8. Malaria — Infections with P. falciparum cause cerebral malaria resulting in mental confusion, convulsions, and coma. This prognosis is worse, and without treatment death can occur as quickly as within 24 hours.

9. Hepatocellular carcinoma—

• The classifications of hepatocellular carcinoma (HCC) currently used are based on prognostic factors obtained from studies performed years ago when most tumors were diagnosed at advanced stages and the survival rates were substantially poor.
• The Barcelona Clinic Liver Cancer (BCLC) staging classification comprises four stages that select the best candidates for the best therapies currently available.
• Early-stage (A) includes patients with asymptomatic early tumors suitable for radical therapies-resection, transplantation or percutaneous treatments.
• The intermediate stage (B) comprises patients with asymptomatic multinodular HCC. Advanced stage (C) includes patients with symptomatic tumors and/or an invasive tumoral pattern (vascular invasion/extrahepatic spread).
• Stage B and C patients may receive palliative treatments/new agents in the setting of phase II investigations or randomized controlled trials.
• End-stage disease (D) contains patients with extremely grim prognosis (Okuda stage III or PST 3-4) that should merely receive symptomatic treatment.

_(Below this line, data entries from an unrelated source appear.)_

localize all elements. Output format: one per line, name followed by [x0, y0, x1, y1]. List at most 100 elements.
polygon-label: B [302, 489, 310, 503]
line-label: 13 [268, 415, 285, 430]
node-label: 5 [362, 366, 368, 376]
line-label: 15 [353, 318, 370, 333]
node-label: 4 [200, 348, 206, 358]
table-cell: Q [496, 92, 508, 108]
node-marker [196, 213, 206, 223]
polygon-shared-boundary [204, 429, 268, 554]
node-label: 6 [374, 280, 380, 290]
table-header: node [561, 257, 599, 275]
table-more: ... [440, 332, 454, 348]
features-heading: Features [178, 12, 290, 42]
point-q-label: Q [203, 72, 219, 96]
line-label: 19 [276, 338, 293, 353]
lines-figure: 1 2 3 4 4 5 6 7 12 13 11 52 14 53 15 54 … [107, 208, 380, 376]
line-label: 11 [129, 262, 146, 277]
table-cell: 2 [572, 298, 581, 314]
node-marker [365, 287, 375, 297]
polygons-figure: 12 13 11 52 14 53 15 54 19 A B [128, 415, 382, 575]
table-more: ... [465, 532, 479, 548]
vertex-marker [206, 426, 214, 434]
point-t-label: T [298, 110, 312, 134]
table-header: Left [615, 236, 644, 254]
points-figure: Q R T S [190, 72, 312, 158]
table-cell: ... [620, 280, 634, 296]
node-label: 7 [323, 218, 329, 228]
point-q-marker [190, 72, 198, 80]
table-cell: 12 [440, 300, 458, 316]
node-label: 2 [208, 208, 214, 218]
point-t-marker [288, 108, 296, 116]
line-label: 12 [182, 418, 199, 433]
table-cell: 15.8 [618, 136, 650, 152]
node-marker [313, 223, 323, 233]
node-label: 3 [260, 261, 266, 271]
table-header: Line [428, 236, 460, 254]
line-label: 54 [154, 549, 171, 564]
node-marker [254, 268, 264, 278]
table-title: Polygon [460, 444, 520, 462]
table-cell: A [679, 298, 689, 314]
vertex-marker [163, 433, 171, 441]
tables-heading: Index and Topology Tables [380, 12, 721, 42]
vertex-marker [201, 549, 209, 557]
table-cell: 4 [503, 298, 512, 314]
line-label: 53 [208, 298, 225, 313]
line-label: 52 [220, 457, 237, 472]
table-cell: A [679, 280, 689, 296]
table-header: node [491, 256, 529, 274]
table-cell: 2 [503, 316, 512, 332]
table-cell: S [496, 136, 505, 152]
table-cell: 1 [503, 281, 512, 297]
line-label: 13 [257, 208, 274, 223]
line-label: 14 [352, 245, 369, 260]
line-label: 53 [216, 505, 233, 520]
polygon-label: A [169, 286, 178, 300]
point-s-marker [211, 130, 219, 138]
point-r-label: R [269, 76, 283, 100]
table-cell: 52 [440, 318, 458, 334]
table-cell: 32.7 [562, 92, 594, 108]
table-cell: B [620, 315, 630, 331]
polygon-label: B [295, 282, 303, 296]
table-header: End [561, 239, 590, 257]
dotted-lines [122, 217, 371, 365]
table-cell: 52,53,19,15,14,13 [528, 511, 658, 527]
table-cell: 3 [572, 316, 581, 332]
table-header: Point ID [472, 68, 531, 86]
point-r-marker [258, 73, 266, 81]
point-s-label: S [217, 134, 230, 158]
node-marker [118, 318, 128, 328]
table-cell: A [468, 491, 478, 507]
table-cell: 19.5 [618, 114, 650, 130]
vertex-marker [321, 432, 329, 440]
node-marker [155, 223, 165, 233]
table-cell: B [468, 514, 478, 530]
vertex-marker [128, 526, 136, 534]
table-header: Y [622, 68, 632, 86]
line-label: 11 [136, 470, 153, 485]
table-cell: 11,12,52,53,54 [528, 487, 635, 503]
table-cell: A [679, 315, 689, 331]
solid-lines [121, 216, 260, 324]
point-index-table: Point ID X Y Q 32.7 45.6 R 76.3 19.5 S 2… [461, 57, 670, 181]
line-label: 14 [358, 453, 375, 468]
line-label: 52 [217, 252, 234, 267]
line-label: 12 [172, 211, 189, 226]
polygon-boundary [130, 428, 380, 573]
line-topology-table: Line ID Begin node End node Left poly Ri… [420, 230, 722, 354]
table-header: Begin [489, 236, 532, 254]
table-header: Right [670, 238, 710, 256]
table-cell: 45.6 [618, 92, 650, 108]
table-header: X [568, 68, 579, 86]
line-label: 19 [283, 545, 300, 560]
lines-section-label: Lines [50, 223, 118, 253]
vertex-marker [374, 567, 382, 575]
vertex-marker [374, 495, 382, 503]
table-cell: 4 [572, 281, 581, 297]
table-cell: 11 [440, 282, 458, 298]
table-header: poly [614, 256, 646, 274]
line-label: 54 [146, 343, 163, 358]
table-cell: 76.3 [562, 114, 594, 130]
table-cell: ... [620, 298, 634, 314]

10. Anemia—If iron-deficiency anemia is treated by stopping the source of the blood loss, the anemia should resolve once the iron stores are repleted, and should not reoccur unless another site of bleeding arises. Pernicious anemia, caused by B12 deficiency, generally must be treated life-long with B12 injections and will reoccur if the B12 treatment is stopped. Inherited anemias, such as thalassemia, are lifelong conditions as well.

11. Sickle cell anemia—Several factors aside from genetic inheritance determine the prognosis for affected individuals. Therefore, predicting the course of the disorder based solely on genes is not possible. In general, given proper medical care, individuals with sickle cell anemia are in fairly good health most of the time. The life expectancy for these individuals has increased over the last 30 years, and many survive well into their 40s or beyond. In the United States, the average life span for men with sickle cell anemia is 40-44 years; for women, it is 46-50 years.